A crowd of nearly 3,000 stopped by the annual neighborhood block party at the Eye Street Mall on Sunday.

The 11th annual event, hosted by the community group FRIENDS, drew more than 100 student and local organizations to the park by the Foggy Bottom Metro station.

“This event really solidifies the fact that we’re all one community,” Dean of Student Affairs Peter Konwerski said. “I think for students, this shows them what’s outside the GW bubble: commerce, entertainment and great neighbors.”

Whole Foods Market served hotdogs while members of Campaign GW handed out free giveaways. The GW Vibes and GW Sirens gave performances, as well as Vignette & Sobin, a French horn and guitar-wielding duo.

Volunteers from the School of Medicine and Health Services’ physician assistant program offered blood pressure tests, promoting “awareness about health living,” the group’s community service chair Jennifer Tran said.

The block party also attracted THON, a Pennsylvania State University group that raises funds for children suffering from cancer.
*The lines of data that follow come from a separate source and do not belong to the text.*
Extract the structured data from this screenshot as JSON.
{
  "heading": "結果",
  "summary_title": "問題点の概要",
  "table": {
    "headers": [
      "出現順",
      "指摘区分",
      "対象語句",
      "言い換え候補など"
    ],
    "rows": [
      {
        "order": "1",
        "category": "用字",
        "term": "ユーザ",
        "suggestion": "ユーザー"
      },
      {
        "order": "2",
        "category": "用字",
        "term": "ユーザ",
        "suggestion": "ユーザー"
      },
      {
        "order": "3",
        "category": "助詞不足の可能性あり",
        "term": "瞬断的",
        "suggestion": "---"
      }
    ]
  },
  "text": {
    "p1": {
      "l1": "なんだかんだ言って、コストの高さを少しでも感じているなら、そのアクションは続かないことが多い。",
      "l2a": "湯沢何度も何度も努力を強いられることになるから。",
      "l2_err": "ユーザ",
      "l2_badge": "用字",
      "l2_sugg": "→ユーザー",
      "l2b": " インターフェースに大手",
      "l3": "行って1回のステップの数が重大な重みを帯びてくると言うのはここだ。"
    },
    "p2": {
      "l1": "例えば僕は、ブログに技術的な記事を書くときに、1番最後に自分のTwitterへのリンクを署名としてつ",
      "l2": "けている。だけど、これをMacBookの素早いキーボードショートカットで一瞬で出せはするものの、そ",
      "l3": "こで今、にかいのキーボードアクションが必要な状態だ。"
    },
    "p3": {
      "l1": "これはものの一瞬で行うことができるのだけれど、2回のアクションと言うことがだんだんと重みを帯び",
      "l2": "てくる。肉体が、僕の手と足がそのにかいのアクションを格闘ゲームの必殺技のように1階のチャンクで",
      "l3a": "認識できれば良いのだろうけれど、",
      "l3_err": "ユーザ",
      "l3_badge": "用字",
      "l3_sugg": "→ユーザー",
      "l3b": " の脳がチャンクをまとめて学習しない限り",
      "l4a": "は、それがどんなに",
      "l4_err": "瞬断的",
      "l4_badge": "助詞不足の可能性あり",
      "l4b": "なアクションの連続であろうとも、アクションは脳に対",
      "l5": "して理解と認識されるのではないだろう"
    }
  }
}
Mehreen Khan, a sophomore at Penn State and Virginia native, brought members of the organization to Foggy Bottom to spread their message in D.C.

“I wanted to give my friends a piece of the D.C. lifestyle while also optimizing our impact here,” Khan said.

Jennifer Kinniff, a librarian who works in GW’s special collections research center, talked to passerby about the history of Foggy Bottom and the University’s role in shaping it.

“We think our collections are of interest to both neighbors and students,” Kinniff said. “We really want people to learn about the history of our neighborhood.”

Flanked by The Avenue and the skeleton of the Science and Engineering Hall, the party aimed to highlight an improving relationship between the University and locals.

Neighbors have said they have noticed a shift in their relations with GW from past years, when residents used to clash with administrators over noise from construction of academic buildings.

GW, which helped to host the event Sunday, launched a new neighborhood website this fall, one of the many efforts the University has made to show it is tuned in to residents’ concerns.

Complaints over late-night parties and trash also pushed the University to crack down on off-campus student residences this summer, but the administration largely rolled backed its plans after intense lobbying from student leaders.

The University did keep some new measures in place, including an online complaint form for neighbors and mandatory “good neighbor” tutorials for undergraduates.

Council members Jack Evans and Muriel Bowser, who are competing against each other in the Democratic mayoral primary this April, both made an appearance at the block party.

FRIENDS plans to host its annual Spring BBQ, serving food grilled by D.C. Council members, in May.